12. A metal film production method comprising:

supplying a source gas containing a halogen to an interior of a chamber between a substrate and a metallic etched member such that the source gas is increased to a predetermined flow rate in multiple stages to increase a particle size of a metal component stepwise, and such that the source gas is gradually increased at start of each increase to increase the particle size of the metal component gradually;

making a temperature of the substrate lower than a temperature of the etched member to form the metal component of the precursor into a film on the substrate, while increasing the particle size stepwise, and also increasing the particle size gradually.

13. A metal film production method comprising:

supplying a source gas containing a halogen to an interior of a chamber between a substrate and a metallic etched member such that the source gas is gradually increased from a flow rate of 0 to a predetermined flow rate to increase a particle size of a metal component gradually, and such that the source gas is intermittently supplied to suppress a relative increase in etching particles;

making a temperature of the substrate lower than a temperature of the etched member to increase the particle size gradually and form the metal component of the precursor into a film on the substrate, while increasing the particle size gradually.

14. A metal film production method comprising:

supplying a source gas containing a halogen to an interior of a chamber between a substrate and a metallic etched member such that the source gas is increased to a predetermined flow rate in multiple stages to increase a particle size of a metal component stepwise, also such that the source gas is gradually increased at start of each increase to increase the particle size of the metal component gradually, and further such that the source gas is intermittently supplied to suppress a relative increase in etching particles;

making a temperature of the substrate lower than a temperature of the etched member to form the metal component of the precursor into a film on the substrate, while increasing the particle size stepwise, also increasing the particle size gradually, and also suppressing the relative increase in the etching particles.

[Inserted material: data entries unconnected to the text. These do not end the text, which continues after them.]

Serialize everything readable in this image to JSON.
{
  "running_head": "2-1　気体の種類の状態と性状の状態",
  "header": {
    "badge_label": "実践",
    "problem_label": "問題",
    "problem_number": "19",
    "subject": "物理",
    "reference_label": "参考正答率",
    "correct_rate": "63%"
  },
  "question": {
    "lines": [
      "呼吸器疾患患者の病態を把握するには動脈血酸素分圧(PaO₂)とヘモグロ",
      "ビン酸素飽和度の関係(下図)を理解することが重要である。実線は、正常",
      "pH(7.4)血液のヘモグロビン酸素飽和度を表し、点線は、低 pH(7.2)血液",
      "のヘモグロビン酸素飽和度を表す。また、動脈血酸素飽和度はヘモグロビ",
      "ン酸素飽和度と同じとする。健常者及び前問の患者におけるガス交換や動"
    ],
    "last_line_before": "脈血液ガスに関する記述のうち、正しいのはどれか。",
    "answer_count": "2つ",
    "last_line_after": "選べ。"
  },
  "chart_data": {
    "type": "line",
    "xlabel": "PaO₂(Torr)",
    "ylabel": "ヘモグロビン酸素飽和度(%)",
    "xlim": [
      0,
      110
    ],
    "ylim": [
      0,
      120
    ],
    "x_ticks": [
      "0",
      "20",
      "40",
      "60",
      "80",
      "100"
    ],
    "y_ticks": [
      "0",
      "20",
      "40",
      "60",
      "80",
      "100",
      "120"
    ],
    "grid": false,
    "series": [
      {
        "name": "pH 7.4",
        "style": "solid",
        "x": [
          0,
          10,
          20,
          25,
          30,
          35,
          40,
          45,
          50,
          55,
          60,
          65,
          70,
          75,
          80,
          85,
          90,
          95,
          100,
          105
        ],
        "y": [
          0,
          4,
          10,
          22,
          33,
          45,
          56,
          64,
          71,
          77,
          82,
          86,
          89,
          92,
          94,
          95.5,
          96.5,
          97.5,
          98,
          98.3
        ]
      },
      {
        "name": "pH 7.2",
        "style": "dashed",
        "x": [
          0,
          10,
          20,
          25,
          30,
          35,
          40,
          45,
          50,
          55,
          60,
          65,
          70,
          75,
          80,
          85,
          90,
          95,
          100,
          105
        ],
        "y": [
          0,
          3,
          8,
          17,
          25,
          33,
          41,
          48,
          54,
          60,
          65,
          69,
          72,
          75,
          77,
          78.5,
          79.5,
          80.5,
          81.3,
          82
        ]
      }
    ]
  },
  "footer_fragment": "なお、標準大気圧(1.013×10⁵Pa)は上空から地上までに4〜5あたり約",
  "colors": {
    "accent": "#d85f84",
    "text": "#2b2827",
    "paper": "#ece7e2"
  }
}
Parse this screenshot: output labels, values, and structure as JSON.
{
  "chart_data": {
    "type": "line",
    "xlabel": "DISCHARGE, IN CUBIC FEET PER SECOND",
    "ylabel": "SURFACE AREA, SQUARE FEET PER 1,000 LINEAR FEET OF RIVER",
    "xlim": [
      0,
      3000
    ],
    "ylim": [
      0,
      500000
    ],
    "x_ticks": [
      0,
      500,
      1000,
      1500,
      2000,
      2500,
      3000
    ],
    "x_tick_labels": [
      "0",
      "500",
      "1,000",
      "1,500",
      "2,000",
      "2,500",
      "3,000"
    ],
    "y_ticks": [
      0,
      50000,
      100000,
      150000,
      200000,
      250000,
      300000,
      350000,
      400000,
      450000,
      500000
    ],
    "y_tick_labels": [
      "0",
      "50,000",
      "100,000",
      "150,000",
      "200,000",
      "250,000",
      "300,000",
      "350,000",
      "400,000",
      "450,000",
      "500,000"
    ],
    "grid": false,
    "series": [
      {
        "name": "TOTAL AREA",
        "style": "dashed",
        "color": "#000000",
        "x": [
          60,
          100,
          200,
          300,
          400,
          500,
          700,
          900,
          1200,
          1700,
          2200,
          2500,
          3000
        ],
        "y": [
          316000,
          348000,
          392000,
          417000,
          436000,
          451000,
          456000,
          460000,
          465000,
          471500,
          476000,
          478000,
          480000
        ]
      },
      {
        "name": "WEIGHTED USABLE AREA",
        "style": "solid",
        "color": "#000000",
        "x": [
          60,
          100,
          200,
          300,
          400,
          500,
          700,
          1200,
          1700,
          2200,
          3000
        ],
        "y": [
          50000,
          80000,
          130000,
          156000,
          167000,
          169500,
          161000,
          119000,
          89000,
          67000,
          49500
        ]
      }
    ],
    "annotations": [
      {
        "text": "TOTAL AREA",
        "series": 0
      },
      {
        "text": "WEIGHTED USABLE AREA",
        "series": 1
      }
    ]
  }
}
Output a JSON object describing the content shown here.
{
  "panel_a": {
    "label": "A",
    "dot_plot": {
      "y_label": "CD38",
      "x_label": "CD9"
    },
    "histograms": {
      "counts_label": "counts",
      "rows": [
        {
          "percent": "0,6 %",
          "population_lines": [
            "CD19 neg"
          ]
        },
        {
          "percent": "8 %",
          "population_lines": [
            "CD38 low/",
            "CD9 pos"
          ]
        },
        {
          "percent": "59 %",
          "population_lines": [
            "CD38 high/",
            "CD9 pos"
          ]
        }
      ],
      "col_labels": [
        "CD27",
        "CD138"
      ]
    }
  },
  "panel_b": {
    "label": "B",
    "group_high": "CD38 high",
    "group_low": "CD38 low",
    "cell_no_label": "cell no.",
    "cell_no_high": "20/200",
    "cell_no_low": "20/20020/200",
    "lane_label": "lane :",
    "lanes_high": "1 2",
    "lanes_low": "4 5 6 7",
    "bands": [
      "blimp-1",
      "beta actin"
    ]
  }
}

15. The metal film production method of claim 9, wherein the source gas containing the halogen is the source gas containing chlorine.

16. The metal film production method of claim 10, wherein the source gas containing the halogen is the source gas containing chlorine.

17. The metal film production method of claim 12, wherein the source gas containing the halogen is the source gas containing chlorine.

18. The metal film production method of claim 13, wherein the source gas containing the halogen is the source gas containing chlorine.

19. The metal film production method of claim 14, wherein the source gas containing the halogen is the source gas containing chlorine.

20. The metal film production method of claim 15, wherein the etched member is made of copper so that Cu_xCl_yis formed as the precursor.

21. The metal film production method of claim 16, wherein the etched member is made of copper so that Cu_xCl_yis formed as the precursor.

22. The metal film production method of claim 17, wherein the etched member is made of copper so that Cu_xCl_yis formed as the precursor.

23. The metal film production method of claim 18, wherein the etched member is made of copper so that Cu_xCl_yis formed as the precursor.

24. The metal film production method of claim 19, wherein the etched member is made of copper so that Cu_xCl_yis formed as the precursor.

25. The metal film production method of claim 9, wherein the etched member is made of tantalum, tungsten or titanium which is a halide-forming metal.

26. The metal film production method of claim 10, wherein the etched member is made of tantalum, tungsten or titanium which is a halide-forming metal.

27. The metal film production method of claim 12, wherein the etched member is made of tantalum, tungsten or titanium which is a halide-forming metal.

28. The metal film production method of claim 13, wherein the etched member is made of tantalum, tungsten or titanium which is a halide-forming metal.

29. The metal film production method of claim 14, wherein the etched member is made of tantalum, tungsten or titanium which is a halide-forming metal.